Des choses qui civilisent

"Les travaux forcés étaient la deuxième besogne qui permettaient aux Noirs d'entrer dans la civilisation. Les réquisitionnés iraient travailler pendant six mois dans les mines, les exploitations forestières et agricoles des Blancs. Les forcés seraient nourris, logés, vêtus et rémunérés. A leur départ, ils aurait un couvre-pied ; au retour, un pécule, c'est-à-dire de l'argent, qui leur permettrait de s'acquitter de l'impôt de capitation et d'acheter des miroirs et des aiguilles ; autant de choses qui civilisent."

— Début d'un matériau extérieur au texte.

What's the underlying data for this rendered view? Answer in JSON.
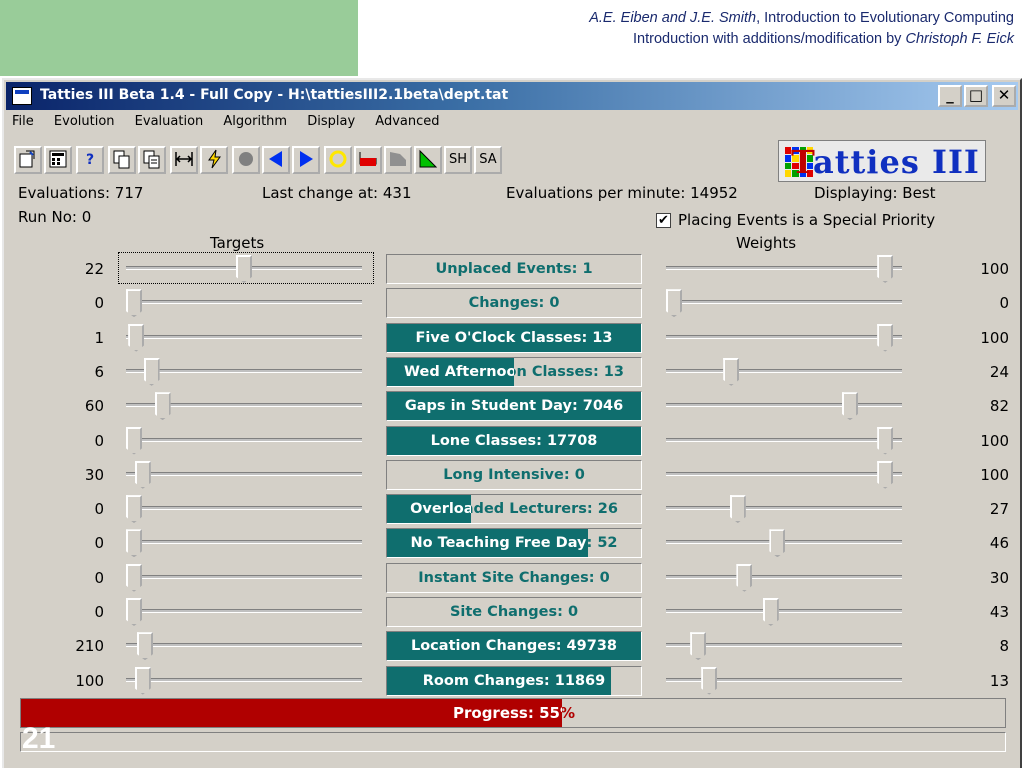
{
  "slide": {
    "line1_italic": "A.E. Eiben and J.E. Smith",
    "line1_rest": ", Introduction to Evolutionary Computing",
    "line2_rest": "Introduction with additions/modification by ",
    "line2_italic": "Christoph F. Eick",
    "slide_number": "21"
  },
  "window": {
    "title": "Tatties III Beta 1.4 - Full Copy - H:\\tattiesIII2.1beta\\dept.tat",
    "min_glyph": "_",
    "max_glyph": "□",
    "close_glyph": "✕"
  },
  "menu": [
    "File",
    "Evolution",
    "Evaluation",
    "Algorithm",
    "Display",
    "Advanced"
  ],
  "toolbar": {
    "sh_label": "SH",
    "sa_label": "SA",
    "help_label": "?"
  },
  "logo": {
    "text": "atties III",
    "t_letter": "T"
  },
  "stats": {
    "evaluations": "Evaluations: 717",
    "last_change": "Last change at: 431",
    "per_minute": "Evaluations per minute: 14952",
    "displaying": "Displaying: Best",
    "run_no": "Run No: 0",
    "priority_label": "Placing Events is a Special Priority",
    "priority_checked": true
  },
  "headers": {
    "targets": "Targets",
    "weights": "Weights"
  },
  "rows": [
    {
      "target": "22",
      "label": "Unplaced Events: 1",
      "weight": "100",
      "t_pos": 0.5,
      "w_pos": 0.96,
      "fill": 0.0
    },
    {
      "target": "0",
      "label": "Changes: 0",
      "weight": "0",
      "t_pos": 0.0,
      "w_pos": 0.0,
      "fill": 0.0
    },
    {
      "target": "1",
      "label": "Five O'Clock Classes: 13",
      "weight": "100",
      "t_pos": 0.01,
      "w_pos": 0.96,
      "fill": 1.0
    },
    {
      "target": "6",
      "label": "Wed Afternoon Classes: 13",
      "weight": "24",
      "t_pos": 0.08,
      "w_pos": 0.26,
      "fill": 0.5
    },
    {
      "target": "60",
      "label": "Gaps in Student Day: 7046",
      "weight": "82",
      "t_pos": 0.13,
      "w_pos": 0.8,
      "fill": 1.0
    },
    {
      "target": "0",
      "label": "Lone Classes: 17708",
      "weight": "100",
      "t_pos": 0.0,
      "w_pos": 0.96,
      "fill": 1.0
    },
    {
      "target": "30",
      "label": "Long Intensive: 0",
      "weight": "100",
      "t_pos": 0.04,
      "w_pos": 0.96,
      "fill": 0.0
    },
    {
      "target": "0",
      "label": "Overloaded Lecturers: 26",
      "weight": "27",
      "t_pos": 0.0,
      "w_pos": 0.29,
      "fill": 0.33
    },
    {
      "target": "0",
      "label": "No Teaching Free Day: 52",
      "weight": "46",
      "t_pos": 0.0,
      "w_pos": 0.47,
      "fill": 0.79
    },
    {
      "target": "0",
      "label": "Instant Site Changes: 0",
      "weight": "30",
      "t_pos": 0.0,
      "w_pos": 0.32,
      "fill": 0.0
    },
    {
      "target": "0",
      "label": "Site Changes: 0",
      "weight": "43",
      "t_pos": 0.0,
      "w_pos": 0.44,
      "fill": 0.0
    },
    {
      "target": "210",
      "label": "Location Changes: 49738",
      "weight": "8",
      "t_pos": 0.05,
      "w_pos": 0.11,
      "fill": 1.0
    },
    {
      "target": "100",
      "label": "Room Changes: 11869",
      "weight": "13",
      "t_pos": 0.04,
      "w_pos": 0.16,
      "fill": 0.88
    }
  ],
  "progress": {
    "label": "Progress: 55%",
    "fraction": 0.55
  },
  "colors": {
    "meter": "#0f6e6e",
    "progress": "#b00000",
    "title_start": "#0a246a"
  }
}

"L'interprète présenta exhaustivement la situation au commandant civil ; la pacification était achevée, il n'avait pas besoin de pénétrer dans les brousses. Mais le commandant était un Blanc consciencieux qui avait des principes ; il ne croyait pas aux dires d'un Nègre. Il entreprit sa tournée et constata que les indigènes savaient effectivement ce qu'était un Toubab. Un homme qui ne pouvait sortir nu-pieds et nu-tête, qui, pour aller d'un village à un autre, se faisait porter dans un hamac à l'ombre d'un dais de pagne ; un homme à qui il fallait offrir tout ce qu'il y avait de meilleur dans le village parce qu'il n'entendait aucune de nos langues et était d'une race qui avait subjugué tout le Mandingue. Le commandant exprima sa joie et ses sentiments : il était agréablement surpris de l'instauration totale de la paix française et remercia tout le monde."
Ahmadou Kourouma, Monné, outrages et défis.